A survey to document and describe the alpine flora and various focal faunal taxa on six isolated inselberg-like peaks (total area of 31.9 ha), all 3000 m or higher, located in the uKhahlamba-Drakensberg Park World Heritage Site, South Africa, was undertaken in early summer in 2005. Study of the fauna of these peaks should be informative because the impacts of controllable anthropogenic threats on the invertebrate communities on them should be minimal or absent in comparison with those on the main massif. A total of 341 invertebrate individuals representing 61 species were recorded from the focal taxa (Oligochaeta, Gastropoda and certain groups of Insecta, i.e. focal taxa within the Blattoidea, Dermaptera, Orthoptera, Hemiptera, Diptera, Lepidoptera, Coleoptera and Hymenoptera).

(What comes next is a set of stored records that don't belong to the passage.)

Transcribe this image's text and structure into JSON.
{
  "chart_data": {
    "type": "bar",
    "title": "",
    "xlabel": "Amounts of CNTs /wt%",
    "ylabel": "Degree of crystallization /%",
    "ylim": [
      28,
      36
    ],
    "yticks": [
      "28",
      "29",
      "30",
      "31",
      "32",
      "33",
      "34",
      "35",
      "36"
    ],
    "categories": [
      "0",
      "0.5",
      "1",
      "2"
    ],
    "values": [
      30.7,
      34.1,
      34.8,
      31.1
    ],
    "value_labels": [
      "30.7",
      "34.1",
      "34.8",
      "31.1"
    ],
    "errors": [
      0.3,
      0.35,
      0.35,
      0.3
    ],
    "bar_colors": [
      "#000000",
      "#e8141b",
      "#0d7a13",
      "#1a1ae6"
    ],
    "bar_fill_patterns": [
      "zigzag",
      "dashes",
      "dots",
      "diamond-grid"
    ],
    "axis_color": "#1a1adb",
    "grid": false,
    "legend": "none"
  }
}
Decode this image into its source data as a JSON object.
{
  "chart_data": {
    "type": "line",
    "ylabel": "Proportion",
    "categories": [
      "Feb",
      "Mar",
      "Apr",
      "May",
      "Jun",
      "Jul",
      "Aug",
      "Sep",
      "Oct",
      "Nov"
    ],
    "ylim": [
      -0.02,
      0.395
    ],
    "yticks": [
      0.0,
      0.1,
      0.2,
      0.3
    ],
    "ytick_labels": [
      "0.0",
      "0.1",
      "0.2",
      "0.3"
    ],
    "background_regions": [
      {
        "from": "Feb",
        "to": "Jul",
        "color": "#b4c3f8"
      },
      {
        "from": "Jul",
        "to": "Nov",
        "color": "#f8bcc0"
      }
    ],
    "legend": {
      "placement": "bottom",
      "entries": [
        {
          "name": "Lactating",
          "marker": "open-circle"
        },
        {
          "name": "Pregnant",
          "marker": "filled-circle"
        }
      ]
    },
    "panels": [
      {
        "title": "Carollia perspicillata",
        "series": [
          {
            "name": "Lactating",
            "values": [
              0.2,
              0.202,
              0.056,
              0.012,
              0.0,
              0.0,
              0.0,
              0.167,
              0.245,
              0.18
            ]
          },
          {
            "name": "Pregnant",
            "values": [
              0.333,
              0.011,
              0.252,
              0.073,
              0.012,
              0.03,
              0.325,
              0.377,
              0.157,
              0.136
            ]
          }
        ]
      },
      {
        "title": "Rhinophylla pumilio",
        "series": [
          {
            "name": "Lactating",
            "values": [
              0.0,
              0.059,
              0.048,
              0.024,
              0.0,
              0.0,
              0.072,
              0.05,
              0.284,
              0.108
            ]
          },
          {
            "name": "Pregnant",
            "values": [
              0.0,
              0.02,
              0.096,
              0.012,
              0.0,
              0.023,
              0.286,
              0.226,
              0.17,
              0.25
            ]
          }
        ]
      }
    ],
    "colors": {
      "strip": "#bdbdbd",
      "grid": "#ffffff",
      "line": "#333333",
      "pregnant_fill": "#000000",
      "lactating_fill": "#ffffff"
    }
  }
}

The 61 species recorded consisted of two species from the Oligochaeta, one species from the Gastropoda and 58 species from the Insecta. Eleven species (one from the Oligochaeta, ten from the Insecta) are endemic and 11 species (one from the Oligochaeta, ten from the Insecta) are probably endemic to the Drakensberg Alpine Centre, constituting 36.1% of the total species recorded. The results suggest that the Drakensberg Alpine Centre (DAC), as for plants, is a centre of endemism for invertebrates. Cluster analysis showed that the species composition of the two northern peaks, Sentinel and Eastern Buttress, clustered together, separate from a cluster formed by the Outer Horn, Inner Horn and Dragon’s Back and from the cluster formed by the southernmost peak, Cathkin. Non-metric multi-dimensional scaling results indicated that distance from the Sentinel, the most northerly peak sampled, and mean minimum temperature for July had the strongest correlations with the species data, reflecting change over a straight-line distance of nearly 60 km in a south-easterly direction.Conservation implications: Only a small proportion (ca. 5.5%) of the DAC is conserved, the majority of which lies in the uKhahlamba-Drakensberg Park World Heritage Site. Conservation of more of the DAC, including more of its latitudinal extent, is required to adequately conserve its unique plant and invertebrate communities.